L’état de cessation des paiements est caractérisé par une insuffisance d’actif disponible face au passif exigible.
Le tribunal a constaté que le passif exigible s’élevait à 85 245 euros tandis que l’actif disponible n’atteignait que 3 661 euros. Il a relevé que “une partie du passif exigible, à hauteur de 81 584 €, ne peut être couvert par la réalisation de l’actif disponible” (SUR LA CONSTATATION DE L’ETAT DE CESSATION DES PAIEMENTS). Cette disproportion démontre l’impossibilité pour la société de faire face à ses dettes exigibles avec ses liquidités immédiates. La valeur de cette solution réside dans l’application stricte du critère comptable posé par l’article L. 631-1 du code de commerce. Sa portée est d’affirmer que le seul constat d’un passif supérieur à l’actif disponible suffit à établir la cessation des paiements.

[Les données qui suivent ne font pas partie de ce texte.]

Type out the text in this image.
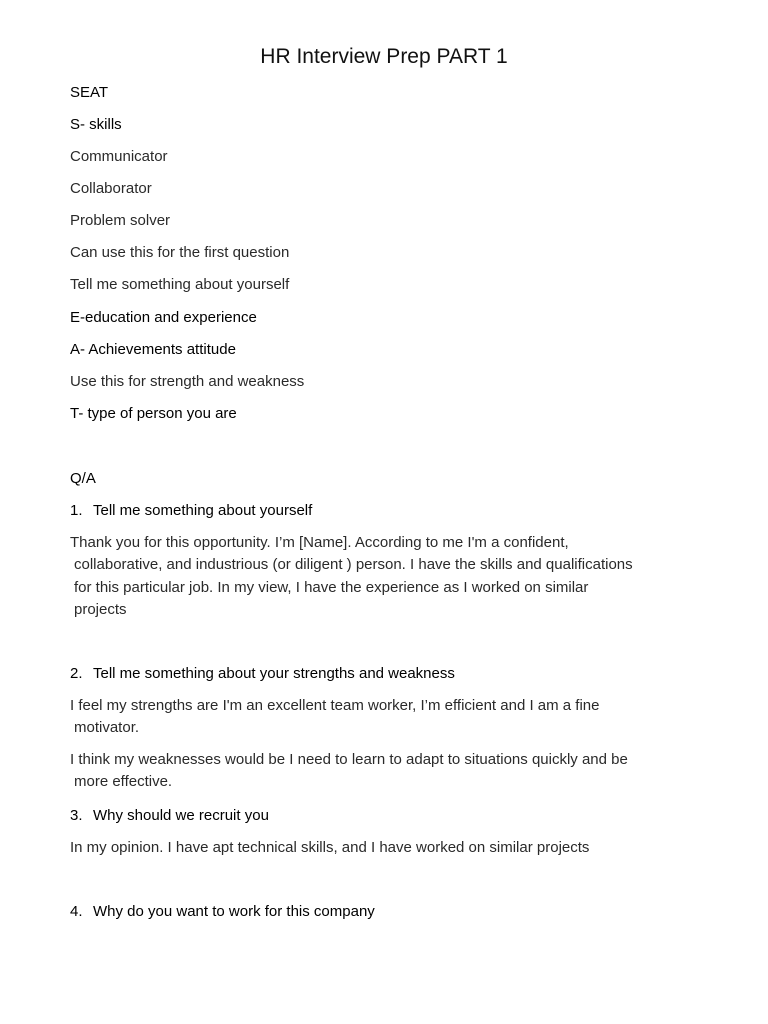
HR Interview Prep PART 1
SEAT
S- skills
Communicator
Collaborator
Problem solver
Can use this for the first question
Tell me something about yourself
E-education and experience
A- Achievements attitude
Use this for strength and weakness
T- type of person you are
Q/A
1. Tell me something about yourself
Thank you for this opportunity. I’m [Name]. According to me I'm a confident,
collaborative, and industrious (or diligent ) person. I have the skills and qualifications
for this particular job. In my view, I have the experience as I worked on similar
projects
2. Tell me something about your strengths and weakness
I feel my strengths are I'm an excellent team worker, I’m efficient and I am a fine
motivator.
I think my weaknesses would be I need to learn to adapt to situations quickly and be
more effective.
3. Why should we recruit you
In my opinion. I have apt technical skills, and I have worked on similar projects
4. Why do you want to work for this company
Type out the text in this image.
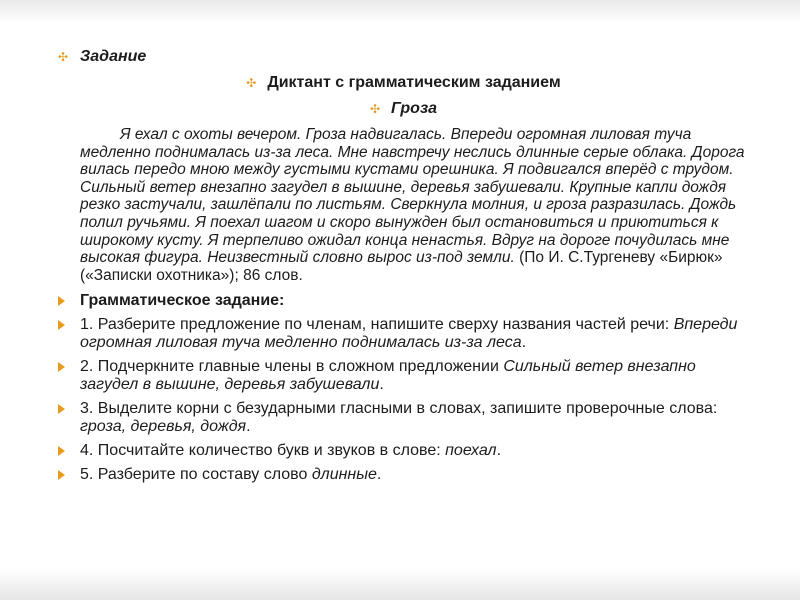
✣ Задание
✣ Диктант с грамматическим заданием
✣ Гроза
Я ехал с охоты вечером. Гроза надвигалась. Впереди огромная лиловая туча медленно поднималась из-за леса. Мне навстречу неслись длинные серые облака. Дорога вилась передо мною между густыми кустами орешника. Я подвигался вперёд с трудом. Сильный ветер внезапно загудел в вышине, деревья забушевали. Крупные капли дождя резко застучали, зашлёпали по листьям. Сверкнула молния, и гроза разразилась. Дождь полил ручьями. Я поехал шагом и скоро вынужден был остановиться и приютиться к широкому кусту. Я терпеливо ожидал конца ненастья. Вдруг на дороге почудилась мне высокая фигура. Неизвестный словно вырос из-под земли. (По И. С.Тургеневу «Бирюк» («Записки охотника»); 86 слов.
Грамматическое задание:
1. Разберите предложение по членам, напишите сверху названия частей речи: Впереди огромная лиловая туча медленно поднималась из-за леса.
2. Подчеркните главные члены в сложном предложении Сильный ветер внезапно загудел в вышине, деревья забушевали.
3. Выделите корни с безударными гласными в словах, запишите проверочные слова: гроза, деревья, дождя.
4. Посчитайте количество букв и звуков в слове: поехал.
5. Разберите по составу слово длинные.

L’impossibilité manifeste de redressement est établie par l’absence de perspective de rétablissement de la société débitrice.
Le tribunal a fondé sa décision sur l’aveu même du débiteur et sur l’audition en chambre du conseil. Il a constaté que “le crédit de [Y] [T] (SARL) est totalement obéré et que ses facultés de remboursement ne lui permettent pas de faire face au passif immédiatement exigible” (SUR L’IMPOSSIBILITE DE REDRESSEMENT). Cette situation exclut tout espoir de continuation de l’activité par un plan de redressement. La valeur de ce raisonnement est de rappeler que l’appréciation de l’impossibilité de redressement relève du pouvoir souverain du juge du fond. Sa portée est d’éviter l’ouverture d’une procédure de sauvegarde ou de redressement lorsque la situation est irrémédiablement compromise.
L’application de la procédure simplifiée est justifiée par l’absence d’actif immobilier et la taille modeste de l’entreprise.
Le tribunal a vérifié que l’actif du débiteur ne comprenait aucun bien immobilier et que ses seuils d’effectifs et de chiffre d’affaires étaient inférieurs aux limites réglementaires. Il a ainsi autorisé le liquidateur à procéder à la vente des biens mobiliers de gré à gré ou aux enchères publiques dans un délai de quatre mois. La valeur de cette solution est d’assurer une gestion rapide et économique de la procédure pour les petites entreprises. Sa portée est de permettre une clôture accélérée des opérations, comme en témoigne le délai de six mois fixé par le tribunal pour la clôture de la liquidation.